Édition originale, publiée en sept volumes de texte entre 1874 et 1890, les quatre premiers chez Michel Lévy frères, les trois suivants chez Calmann-Lévy, ancienne maison Michel Lévy frères. Un des très rares exemplaires imprimés sur vergé de Hollande, tirage de grand papier non mentionné à la justification et demeuré non recensé par les bibliographies consultées. Cf. Vicaire VI, 397-398 ; F. Monaghan, p. 74, n° 1157.
Les sept volumes sont brochés, à toutes marges et avec témoins conservés. Petites déchirures marginales, quelques manques localisés à certains dos et plats.
Exemplaire bien complet de son atlas in-folio contenant 30 cartes, dont les contours sont rehaussés de couleurs. Reliure de l’époque en pleine percaline bleu foncé, dos lisse, pièce de titre contrecollée au dos, chiffre doré sur le plat supérieur. Quelques éraflures sur les plats.
L’atlas provient de la bibliothèque du Cercle de l’Union Artistique, dit « Les Mirlitons », dont il porte le chiffre doré ainsi qu’un cachet sur une garde. Fondé en 1860, ce cercle mondain et artistique parisien fusionna en 1888 avec le Cercle des Champs-Élysées, avant d’être absorbé en 1946 par le Nouveau Cercle de la rue Royale.

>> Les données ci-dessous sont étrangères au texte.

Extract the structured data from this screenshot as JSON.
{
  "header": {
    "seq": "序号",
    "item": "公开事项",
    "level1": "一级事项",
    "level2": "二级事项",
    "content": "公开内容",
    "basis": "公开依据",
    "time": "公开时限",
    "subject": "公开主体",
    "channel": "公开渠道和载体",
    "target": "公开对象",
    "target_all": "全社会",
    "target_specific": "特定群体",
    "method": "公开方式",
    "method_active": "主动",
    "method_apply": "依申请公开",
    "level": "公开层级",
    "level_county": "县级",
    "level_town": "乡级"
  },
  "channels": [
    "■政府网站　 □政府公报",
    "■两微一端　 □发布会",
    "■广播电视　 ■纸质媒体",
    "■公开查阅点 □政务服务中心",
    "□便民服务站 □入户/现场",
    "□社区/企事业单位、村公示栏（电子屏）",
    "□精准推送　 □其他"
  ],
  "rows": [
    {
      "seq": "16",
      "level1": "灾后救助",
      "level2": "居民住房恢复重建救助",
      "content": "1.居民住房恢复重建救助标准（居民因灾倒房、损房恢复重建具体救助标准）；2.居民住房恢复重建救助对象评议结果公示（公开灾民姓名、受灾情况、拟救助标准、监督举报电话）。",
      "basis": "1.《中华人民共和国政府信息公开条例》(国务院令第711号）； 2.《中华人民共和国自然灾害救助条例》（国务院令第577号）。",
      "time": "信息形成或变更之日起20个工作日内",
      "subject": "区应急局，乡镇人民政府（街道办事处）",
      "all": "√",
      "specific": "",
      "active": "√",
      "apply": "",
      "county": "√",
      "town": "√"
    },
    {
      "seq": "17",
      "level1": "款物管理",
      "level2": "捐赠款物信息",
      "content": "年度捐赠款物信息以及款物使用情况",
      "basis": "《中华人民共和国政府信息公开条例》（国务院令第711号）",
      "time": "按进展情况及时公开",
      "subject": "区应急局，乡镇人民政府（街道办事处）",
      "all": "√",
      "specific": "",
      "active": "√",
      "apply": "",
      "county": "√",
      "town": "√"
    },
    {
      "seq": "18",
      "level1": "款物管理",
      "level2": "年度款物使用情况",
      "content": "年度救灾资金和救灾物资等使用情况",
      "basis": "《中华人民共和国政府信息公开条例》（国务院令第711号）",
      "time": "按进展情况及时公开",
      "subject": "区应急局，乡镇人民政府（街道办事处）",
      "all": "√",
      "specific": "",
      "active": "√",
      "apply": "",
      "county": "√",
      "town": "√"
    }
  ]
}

Petit-fils de Louis-Philippe et héritier de la maison d’Orléans, Louis-Philippe-Albert d’Orléans, comte de Paris (1838-1894), se trouve encore en exil lorsqu’éclate la guerre de Sécession. En septembre 1861, il s’engage dans l’armée de l’Union avec son frère Robert, duc de Chartres, et devient capitaine et aide de camp du général George B. McClellan, commandant de l’Armée du Potomac.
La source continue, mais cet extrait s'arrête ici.